Saturday, 24 December 2011

'Moneyball' review:



"How can you not be romantic about baseball?" asks Brad Pitt's jaded team manager Billy Beane of himself, somewhere near the end of 'Capote' director Bennett Miller's engaging sporting biopic 'Moneyball'. Billy's relationship with the game is bitter-sweet, having given up a college scholarship on the advice of talent scouts only to come up short as a professional athlete, before moving upstairs into the frustrating and thankless world of sports administration. His love affair with the game may be in jeopardy but, as co-written by 'The West Wing' and 'The Social Network' scribe Aaron Sorkin, you suspect he'll come to bask in that romance again - and that we'll bask right along with him whether we care about the sport of not.

'Moneyball' is the intelligent, talky film you'd expect from Sorkin, who balances rapid-fire sporting jargon between top-end professionals with pithy, memorable one-liners. It's a drama with deft comic touches and populated by earnest, well-meaning characters for whom the proper running of a baseball team is a sacred vocation.


It begins with Beane's (relatively) modestly budgeted Oakland Athletics suffering a heartbreaking, but expected, end of season loss against the titanic force of the New York Yankees - a much better funded team, who compound the Athletics' misery by poaching their star player. Fed up with trying to compete against much wealthier teams using the same player recruitment strategy, Beane enlists the help of a Yale economics graduate played by Jonah Hill, who has come up with a whole new way of putting together a winning team based on a new set of principles founded in dry statistical analysis.

This philosophy sees the duo - who enjoy a surprising on-screen chemistry - recruit a roster of misfit, imperfect players long since overlooked by Major League scouts, our inherit love of the underdog being skilfully exploited to offset any reticence we might have at seeing the rules of this traditional game rewritten (with seasoned scouts being overruled by a young maths-whizz with no history in the game).

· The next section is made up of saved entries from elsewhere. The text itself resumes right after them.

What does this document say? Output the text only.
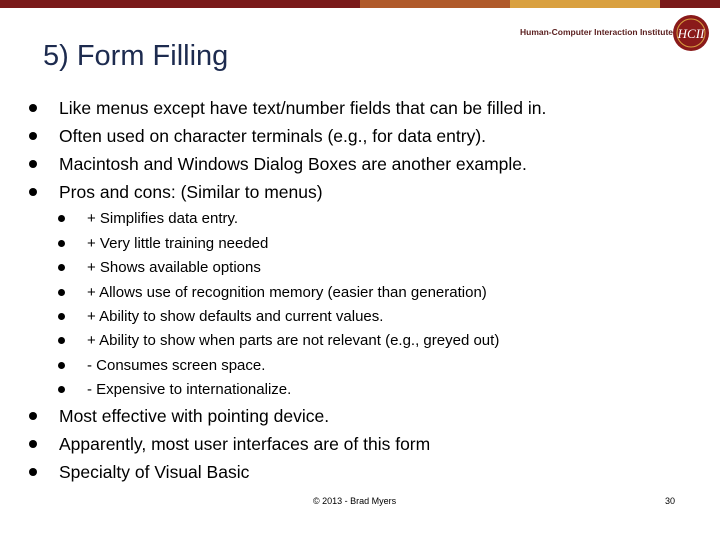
5) Form Filling
Human-Computer Interaction Institute HCII
Like menus except have text/number fields that can be filled in.
Often used on character terminals (e.g., for data entry).
Macintosh and Windows Dialog Boxes are another example.
Pros and cons: (Similar to menus)
+ Simplifies data entry.
+ Very little training needed
+ Shows available options
+ Allows use of recognition memory (easier than generation)
+ Ability to show defaults and current values.
+ Ability to show when parts are not relevant (e.g., greyed out)
- Consumes screen space.
- Expensive to internationalize.
Most effective with pointing device.
Apparently, most user interfaces are of this form
Specialty of Visual Basic
© 2013 - Brad Myers	30
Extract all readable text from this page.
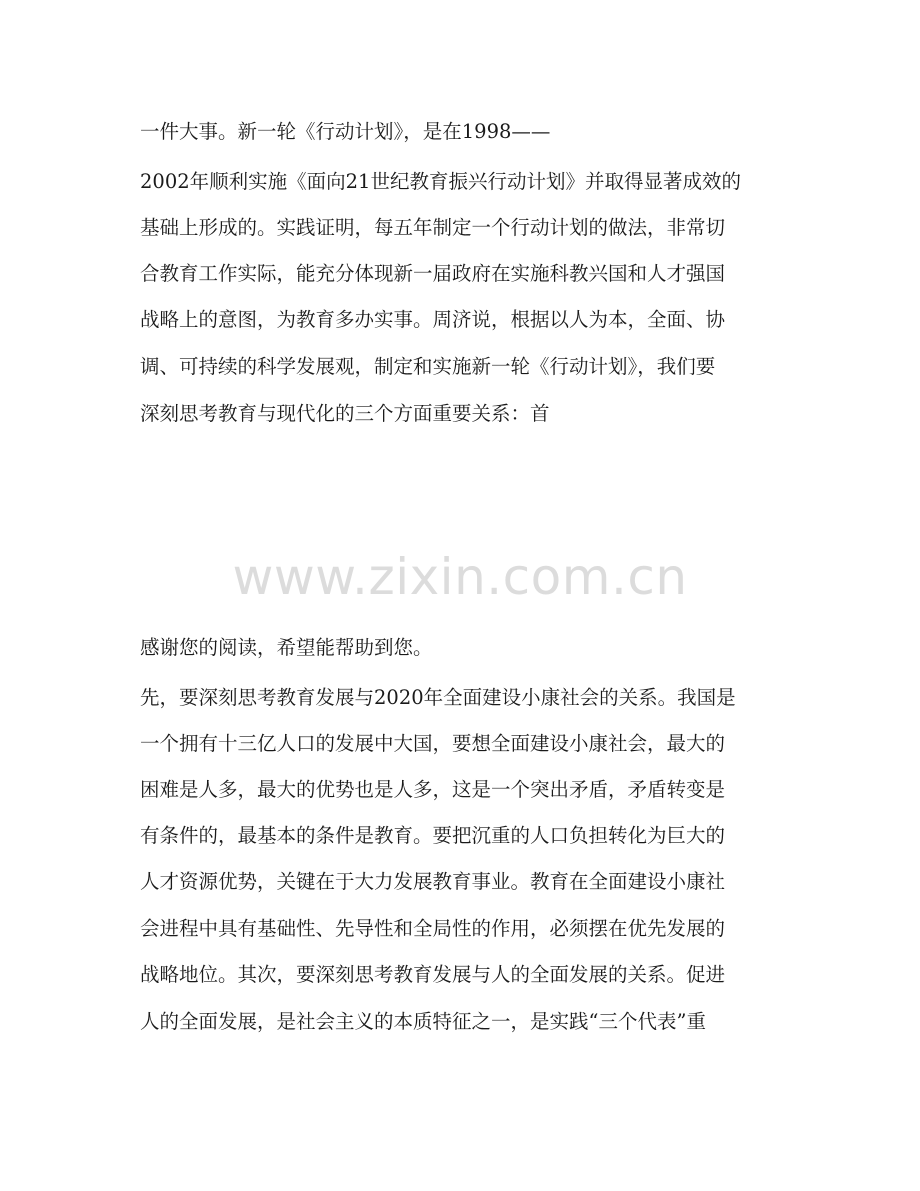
一件大事。新一轮《行动计划》，是在1998——
2002年顺利实施《面向21世纪教育振兴行动计划》并取得显著成效的
基础上形成的。实践证明，每五年制定一个行动计划的做法，非常切
合教育工作实际，能充分体现新一届政府在实施科教兴国和人才强国
战略上的意图，为教育多办实事。周济说，根据以人为本，全面、协
调、可持续的科学发展观，制定和实施新一轮《行动计划》，我们要
深刻思考教育与现代化的三个方面重要关系：首
www.zixin.com.cn
感谢您的阅读，希望能帮助到您。
先，要深刻思考教育发展与2020年全面建设小康社会的关系。我国是
一个拥有十三亿人口的发展中大国，要想全面建设小康社会，最大的
困难是人多，最大的优势也是人多，这是一个突出矛盾，矛盾转变是
有条件的，最基本的条件是教育。要把沉重的人口负担转化为巨大的
人才资源优势，关键在于大力发展教育事业。教育在全面建设小康社
会进程中具有基础性、先导性和全局性的作用，必须摆在优先发展的
战略地位。其次，要深刻思考教育发展与人的全面发展的关系。促进
人的全面发展，是社会主义的本质特征之一，是实践“三个代表”重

All of baseball, including the team's taciturn head coach played by the always brilliant Philip Seymour Hoffman, think Billy has gone insane. The stakes therefore go beyond simple sport: if this bold new strategy doesn't succeed Billy will find himself out of a job - an unemployable laughing stock.


Pitt, who looks increasing like Robert Redford, is a force of understated charisma even as this serial loser (at baseball if not in life) who obsessively wants to compete but, at the end of one terrific sequence (that sees the Athletics break a hundred year old record), finds mere winning hollow. Billy doesn't just want his team to win: he wants his team to change the world. Anything less will plunge him into a depressive coma lessened only by the love of his precocious daughter (Kerris Dorsey).

If 'The Social Network' made computer coding and the founding of a social media website play as cinematic, then 'Moneyball' does the same for contract disputes, statistical analysis and the economics of sports management. We spend more time in the offices of the Athletics then we do on the field of play - though the film still has its share of lovably cliché fist-pumping sports movie moments.

'Moneyball' is rated '12A' by the BBFC and on limited release in the UK now.